Beiträge von *Sascha*

    Quirina
    Was verstehst du unter negativer Verstärkung?
    Ein Leinenruck oder auch eine Rappeldose sind keine negative Verstärkung, sondern eine positive Strafe.

    Die angesprochene Stehenbleibmethode dagegen ist z.B. in erster Linie negative Verstärkung. :D

    @najira
    Hast du ne Gummileine? :D ...oder wie schafft es dein Hund an gespanter Leine noch zu schnüffeln :???:
    Aber wie gesagt, für das kommentarlose Stehenbleiben kann ich mich auch nicht begeistern, das dauert mir persönlich zu lange und stresst den Hund unnötig.

    Okay,

    zur "Stehenbleibmethode":
    Natürlich ist es falsch den Hund einfach im Regen stehen zu lassen.
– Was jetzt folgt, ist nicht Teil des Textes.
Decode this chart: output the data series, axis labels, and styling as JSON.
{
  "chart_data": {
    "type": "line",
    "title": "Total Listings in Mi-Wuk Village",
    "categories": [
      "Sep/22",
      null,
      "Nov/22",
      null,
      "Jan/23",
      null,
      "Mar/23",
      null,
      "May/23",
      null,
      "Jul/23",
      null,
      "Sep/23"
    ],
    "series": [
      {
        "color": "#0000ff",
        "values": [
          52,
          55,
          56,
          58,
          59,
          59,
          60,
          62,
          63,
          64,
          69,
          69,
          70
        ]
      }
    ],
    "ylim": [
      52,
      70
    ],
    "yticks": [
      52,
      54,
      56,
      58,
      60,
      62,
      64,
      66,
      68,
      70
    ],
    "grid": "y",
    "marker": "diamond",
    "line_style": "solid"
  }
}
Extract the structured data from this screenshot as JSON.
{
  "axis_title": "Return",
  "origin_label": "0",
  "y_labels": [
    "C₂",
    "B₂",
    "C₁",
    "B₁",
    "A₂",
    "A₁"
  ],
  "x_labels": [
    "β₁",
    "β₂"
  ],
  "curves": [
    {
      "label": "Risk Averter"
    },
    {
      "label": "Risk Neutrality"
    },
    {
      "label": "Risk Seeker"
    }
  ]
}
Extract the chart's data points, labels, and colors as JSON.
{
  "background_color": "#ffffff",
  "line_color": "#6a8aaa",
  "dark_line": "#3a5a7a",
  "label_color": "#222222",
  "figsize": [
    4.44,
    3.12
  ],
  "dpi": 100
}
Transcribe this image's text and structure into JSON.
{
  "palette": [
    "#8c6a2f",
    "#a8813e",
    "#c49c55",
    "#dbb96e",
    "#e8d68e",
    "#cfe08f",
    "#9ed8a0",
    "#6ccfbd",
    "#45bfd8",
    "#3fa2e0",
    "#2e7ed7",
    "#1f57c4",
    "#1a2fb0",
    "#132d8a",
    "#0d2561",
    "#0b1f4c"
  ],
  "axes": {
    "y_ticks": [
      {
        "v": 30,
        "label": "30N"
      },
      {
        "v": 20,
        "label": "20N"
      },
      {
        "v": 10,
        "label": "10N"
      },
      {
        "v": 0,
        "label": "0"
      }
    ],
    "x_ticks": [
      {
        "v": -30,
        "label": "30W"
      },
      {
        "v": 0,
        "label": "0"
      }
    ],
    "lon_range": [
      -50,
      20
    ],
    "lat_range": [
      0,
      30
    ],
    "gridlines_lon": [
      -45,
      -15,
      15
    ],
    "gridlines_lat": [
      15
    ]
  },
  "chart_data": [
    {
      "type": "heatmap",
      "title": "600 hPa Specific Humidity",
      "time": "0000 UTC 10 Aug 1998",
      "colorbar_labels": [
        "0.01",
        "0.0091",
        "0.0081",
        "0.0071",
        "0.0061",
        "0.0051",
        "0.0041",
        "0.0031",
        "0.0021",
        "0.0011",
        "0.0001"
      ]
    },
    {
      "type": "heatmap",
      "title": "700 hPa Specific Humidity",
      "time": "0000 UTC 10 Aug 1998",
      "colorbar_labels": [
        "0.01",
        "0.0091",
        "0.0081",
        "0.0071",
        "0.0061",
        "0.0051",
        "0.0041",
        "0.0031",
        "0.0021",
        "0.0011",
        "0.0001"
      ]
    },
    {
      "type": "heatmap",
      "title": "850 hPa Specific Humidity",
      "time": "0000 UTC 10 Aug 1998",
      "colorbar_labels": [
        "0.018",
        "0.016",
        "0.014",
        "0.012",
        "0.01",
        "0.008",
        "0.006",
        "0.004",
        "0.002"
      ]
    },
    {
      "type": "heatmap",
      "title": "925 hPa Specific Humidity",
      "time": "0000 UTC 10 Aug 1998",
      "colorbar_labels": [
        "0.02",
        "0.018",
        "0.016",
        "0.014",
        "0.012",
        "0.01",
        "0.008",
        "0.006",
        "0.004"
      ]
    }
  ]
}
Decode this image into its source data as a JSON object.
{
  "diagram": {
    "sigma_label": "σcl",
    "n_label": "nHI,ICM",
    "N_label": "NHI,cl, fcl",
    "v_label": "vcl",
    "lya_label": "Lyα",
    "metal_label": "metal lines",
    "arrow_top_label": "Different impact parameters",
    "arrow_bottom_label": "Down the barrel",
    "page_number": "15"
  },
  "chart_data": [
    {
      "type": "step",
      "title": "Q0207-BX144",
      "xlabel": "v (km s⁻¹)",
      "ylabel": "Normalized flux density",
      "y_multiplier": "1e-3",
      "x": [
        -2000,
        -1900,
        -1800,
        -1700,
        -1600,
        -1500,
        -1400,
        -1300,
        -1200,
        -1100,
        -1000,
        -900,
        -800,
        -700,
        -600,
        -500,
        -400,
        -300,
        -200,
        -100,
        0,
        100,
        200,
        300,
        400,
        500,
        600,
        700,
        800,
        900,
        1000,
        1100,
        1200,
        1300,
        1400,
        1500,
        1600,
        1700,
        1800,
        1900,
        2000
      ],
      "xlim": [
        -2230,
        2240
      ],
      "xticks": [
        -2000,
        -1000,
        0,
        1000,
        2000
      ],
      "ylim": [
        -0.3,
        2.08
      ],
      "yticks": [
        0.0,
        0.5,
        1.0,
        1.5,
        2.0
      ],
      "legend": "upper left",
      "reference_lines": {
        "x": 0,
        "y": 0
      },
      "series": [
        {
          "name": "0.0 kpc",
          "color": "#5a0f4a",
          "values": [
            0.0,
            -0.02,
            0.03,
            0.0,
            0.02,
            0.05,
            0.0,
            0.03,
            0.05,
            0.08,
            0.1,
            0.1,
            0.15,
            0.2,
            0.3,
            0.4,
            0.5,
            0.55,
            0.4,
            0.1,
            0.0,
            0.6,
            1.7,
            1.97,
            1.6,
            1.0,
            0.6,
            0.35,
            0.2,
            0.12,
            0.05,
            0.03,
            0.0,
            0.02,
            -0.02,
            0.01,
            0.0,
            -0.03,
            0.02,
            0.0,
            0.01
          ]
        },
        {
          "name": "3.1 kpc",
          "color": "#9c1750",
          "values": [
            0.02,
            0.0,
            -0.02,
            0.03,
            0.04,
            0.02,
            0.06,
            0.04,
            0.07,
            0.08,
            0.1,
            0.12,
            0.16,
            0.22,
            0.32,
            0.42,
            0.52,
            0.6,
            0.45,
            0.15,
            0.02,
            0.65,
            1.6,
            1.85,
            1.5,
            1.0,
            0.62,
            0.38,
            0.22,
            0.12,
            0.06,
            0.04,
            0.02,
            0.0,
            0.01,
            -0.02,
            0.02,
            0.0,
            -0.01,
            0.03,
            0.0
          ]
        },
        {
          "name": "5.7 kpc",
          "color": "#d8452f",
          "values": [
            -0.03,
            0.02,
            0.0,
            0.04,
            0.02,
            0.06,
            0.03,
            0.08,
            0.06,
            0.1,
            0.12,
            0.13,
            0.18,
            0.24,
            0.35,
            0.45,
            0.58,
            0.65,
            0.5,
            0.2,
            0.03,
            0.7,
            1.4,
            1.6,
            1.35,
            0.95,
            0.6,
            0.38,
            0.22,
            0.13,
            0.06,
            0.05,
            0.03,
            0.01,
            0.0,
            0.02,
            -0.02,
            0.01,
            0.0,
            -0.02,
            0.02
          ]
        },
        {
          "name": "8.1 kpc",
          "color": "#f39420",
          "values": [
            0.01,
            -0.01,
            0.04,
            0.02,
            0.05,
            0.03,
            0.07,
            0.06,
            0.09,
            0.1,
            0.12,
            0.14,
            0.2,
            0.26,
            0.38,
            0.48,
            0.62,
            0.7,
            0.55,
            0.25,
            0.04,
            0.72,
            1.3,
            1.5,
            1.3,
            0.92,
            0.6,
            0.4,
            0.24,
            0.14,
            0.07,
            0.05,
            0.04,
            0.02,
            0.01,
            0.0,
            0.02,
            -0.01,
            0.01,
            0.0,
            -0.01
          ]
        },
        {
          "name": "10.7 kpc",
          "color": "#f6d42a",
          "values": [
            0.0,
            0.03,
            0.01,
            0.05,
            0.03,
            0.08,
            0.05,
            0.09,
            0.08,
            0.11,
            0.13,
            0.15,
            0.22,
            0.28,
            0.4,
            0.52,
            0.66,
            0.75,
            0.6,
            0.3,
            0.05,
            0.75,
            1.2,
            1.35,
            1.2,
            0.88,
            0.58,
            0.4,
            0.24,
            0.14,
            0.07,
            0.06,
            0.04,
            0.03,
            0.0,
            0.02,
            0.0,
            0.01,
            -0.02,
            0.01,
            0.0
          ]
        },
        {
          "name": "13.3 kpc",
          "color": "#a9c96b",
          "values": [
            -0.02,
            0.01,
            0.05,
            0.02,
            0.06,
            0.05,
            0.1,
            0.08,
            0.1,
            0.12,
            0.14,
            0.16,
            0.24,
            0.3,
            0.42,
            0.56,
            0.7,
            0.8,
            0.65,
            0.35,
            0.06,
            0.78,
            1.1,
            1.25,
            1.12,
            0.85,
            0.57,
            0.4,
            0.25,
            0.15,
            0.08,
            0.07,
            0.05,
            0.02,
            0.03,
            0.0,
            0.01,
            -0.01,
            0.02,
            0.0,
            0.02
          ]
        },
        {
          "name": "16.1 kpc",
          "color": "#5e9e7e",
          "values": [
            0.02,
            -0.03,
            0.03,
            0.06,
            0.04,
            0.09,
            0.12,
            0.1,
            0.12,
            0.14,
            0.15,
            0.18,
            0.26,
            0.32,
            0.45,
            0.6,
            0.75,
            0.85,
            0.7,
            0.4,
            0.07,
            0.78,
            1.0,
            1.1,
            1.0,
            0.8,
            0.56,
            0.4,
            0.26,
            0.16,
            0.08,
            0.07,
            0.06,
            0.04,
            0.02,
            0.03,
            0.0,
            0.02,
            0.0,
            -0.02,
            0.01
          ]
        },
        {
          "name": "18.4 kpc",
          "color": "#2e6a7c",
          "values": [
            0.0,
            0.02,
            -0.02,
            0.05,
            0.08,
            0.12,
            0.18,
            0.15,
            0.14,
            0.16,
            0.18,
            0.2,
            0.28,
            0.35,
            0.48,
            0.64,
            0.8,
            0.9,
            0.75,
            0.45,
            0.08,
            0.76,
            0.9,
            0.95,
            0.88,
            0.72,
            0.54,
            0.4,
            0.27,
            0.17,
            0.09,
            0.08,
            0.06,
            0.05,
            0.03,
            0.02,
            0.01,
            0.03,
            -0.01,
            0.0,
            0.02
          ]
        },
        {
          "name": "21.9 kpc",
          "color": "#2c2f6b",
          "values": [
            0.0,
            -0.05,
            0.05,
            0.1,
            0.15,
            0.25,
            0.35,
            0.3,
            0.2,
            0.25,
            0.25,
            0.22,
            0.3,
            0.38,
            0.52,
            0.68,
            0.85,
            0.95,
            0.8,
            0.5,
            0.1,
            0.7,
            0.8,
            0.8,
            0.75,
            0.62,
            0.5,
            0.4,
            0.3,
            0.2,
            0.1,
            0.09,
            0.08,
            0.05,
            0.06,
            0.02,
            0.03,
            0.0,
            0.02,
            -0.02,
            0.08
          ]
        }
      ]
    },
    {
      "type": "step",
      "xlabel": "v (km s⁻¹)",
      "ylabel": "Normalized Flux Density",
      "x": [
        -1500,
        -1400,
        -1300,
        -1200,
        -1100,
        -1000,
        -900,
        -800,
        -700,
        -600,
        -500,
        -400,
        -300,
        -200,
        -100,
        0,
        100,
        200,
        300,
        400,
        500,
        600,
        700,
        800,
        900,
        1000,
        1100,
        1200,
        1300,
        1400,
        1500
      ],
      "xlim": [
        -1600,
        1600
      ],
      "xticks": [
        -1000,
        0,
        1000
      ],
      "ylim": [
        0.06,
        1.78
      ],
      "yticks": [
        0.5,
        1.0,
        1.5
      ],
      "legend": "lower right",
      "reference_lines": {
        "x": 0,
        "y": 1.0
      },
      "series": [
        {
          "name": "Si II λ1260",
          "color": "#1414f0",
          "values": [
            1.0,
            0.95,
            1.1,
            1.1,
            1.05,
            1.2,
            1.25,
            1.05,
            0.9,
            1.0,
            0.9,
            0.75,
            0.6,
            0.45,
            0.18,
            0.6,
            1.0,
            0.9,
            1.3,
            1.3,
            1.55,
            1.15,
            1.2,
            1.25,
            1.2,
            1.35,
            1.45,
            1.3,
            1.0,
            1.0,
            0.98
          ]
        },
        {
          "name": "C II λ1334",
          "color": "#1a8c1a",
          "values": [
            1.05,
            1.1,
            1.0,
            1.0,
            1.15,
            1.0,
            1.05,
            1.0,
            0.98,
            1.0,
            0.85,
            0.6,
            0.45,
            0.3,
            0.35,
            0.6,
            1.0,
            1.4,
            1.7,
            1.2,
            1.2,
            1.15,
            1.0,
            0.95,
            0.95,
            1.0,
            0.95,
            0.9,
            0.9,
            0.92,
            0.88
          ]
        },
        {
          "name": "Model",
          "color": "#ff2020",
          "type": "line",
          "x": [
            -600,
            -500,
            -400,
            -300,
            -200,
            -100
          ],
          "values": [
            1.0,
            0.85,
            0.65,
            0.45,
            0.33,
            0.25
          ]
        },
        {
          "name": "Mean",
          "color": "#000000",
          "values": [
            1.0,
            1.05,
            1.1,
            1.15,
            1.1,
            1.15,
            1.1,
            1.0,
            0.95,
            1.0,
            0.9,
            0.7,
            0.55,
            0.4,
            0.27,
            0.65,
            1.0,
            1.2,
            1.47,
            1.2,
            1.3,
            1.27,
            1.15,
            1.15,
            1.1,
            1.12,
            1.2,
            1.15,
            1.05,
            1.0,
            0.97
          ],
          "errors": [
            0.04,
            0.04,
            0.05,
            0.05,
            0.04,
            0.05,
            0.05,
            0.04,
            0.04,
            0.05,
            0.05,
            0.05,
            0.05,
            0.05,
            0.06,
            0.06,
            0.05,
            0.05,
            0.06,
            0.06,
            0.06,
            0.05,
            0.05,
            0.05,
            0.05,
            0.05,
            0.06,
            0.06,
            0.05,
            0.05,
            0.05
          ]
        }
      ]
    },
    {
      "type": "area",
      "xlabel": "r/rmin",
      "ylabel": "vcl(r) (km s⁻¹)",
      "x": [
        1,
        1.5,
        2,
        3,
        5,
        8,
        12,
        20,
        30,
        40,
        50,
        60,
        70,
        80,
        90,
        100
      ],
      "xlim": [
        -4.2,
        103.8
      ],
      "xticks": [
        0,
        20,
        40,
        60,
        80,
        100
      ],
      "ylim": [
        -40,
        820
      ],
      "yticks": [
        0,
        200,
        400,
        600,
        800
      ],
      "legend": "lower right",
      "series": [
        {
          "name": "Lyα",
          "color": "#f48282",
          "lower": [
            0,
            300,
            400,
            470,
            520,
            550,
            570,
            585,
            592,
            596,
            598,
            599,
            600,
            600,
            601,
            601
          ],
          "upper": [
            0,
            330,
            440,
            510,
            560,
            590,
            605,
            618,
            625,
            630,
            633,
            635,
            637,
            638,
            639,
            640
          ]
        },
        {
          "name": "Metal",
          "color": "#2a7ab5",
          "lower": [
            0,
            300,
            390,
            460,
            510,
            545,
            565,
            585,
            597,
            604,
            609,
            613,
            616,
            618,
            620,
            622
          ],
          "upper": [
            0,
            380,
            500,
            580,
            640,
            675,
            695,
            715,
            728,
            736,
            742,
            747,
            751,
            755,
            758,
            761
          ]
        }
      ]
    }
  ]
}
Das heißt, entweder hat mein Hund bereits gelernt selbstständig Problemlösungen zu suchen oder ich muss ihm, wenn er nicht weiter kommt dabei helfen eine Lösung für sein Problem zu finden.
    Wenn ich stehenbleibe, dann sucht mein Hund automatisch meine Nähe, weil er es so gelernt hat, das funktioniert an der Leine genauso wie beim Spaziergang im Freilauf. Wenn ich plötzlich unseren Weg unterbreche, indem ich stehenbleibe, dann denkt er "Nanu" und er sucht eine Lösung für das "Problem" und die ist angelernt und heißt "verringere den Abstand zu Frauchen". Mein Hund lernt dabei auf mich zu achten und seine Bewgungen mir anzupassen.

    zur Gewalt:
    Ich arbeite keinesfalls Gewaltfrei oder ohne psychischen Druck. Das habe ich aber auch schon geschrieben. Nur, ich weiß WAS ich da an meinem Hund tue, wie es auf ihn wirkt und rede es mir nicht schön.
    Wie gesagt, die normale Leinenführigkeit ist ein Witz und wer die allein durch Kommunikation und Zusammenarbeit nicht hinbekommt, der sollte überlegen, ob er nicht vielleicht das Problem dabei ist.

    Zitat

    Das mit dem Schnauzengriff praktizieren wir auch, aber Kimani dreht da so dermaßen auf und will dann der Stärkere sein- und beisst dann erst recht zu- entweder, um sich zu beweisen, oder weil er den Ernst der lage nicht kapiert und das als tolles Spiel empfindet - habe immer die Befürchtung, dass das dann in einen Machtkampf ausartet....


    Das Ding ist, du darfst auf sein "Spielverhalten" dann nicht eingehen. Du bist souverän und stehst über den Dingen, du sagst einmal nein und dann heißt das nein. Punkt. So wie Staffy beschreibt und das ganz ruhig und souverän keine Hektik, kein Ärger, kein Stress. Es heißt einfach nein. Punkt.
    Merkst du, dass er sich hochschaukelt, dann geh lieber, aber lass dich nicht auf dieses Kräftemessen ein. Tür zu, und gut.

    Zitat

    Wenn mein Hund an der Leine zerrt, ich stehen bleibe und ihm am weiterlaufen hindere -ganz sanft - welches mehr an Entscheidungsmöglichkeiten hat er dann? Er muß sich nämlich dann letztlich auch unterordnen, damit er nicht verstoßen wird.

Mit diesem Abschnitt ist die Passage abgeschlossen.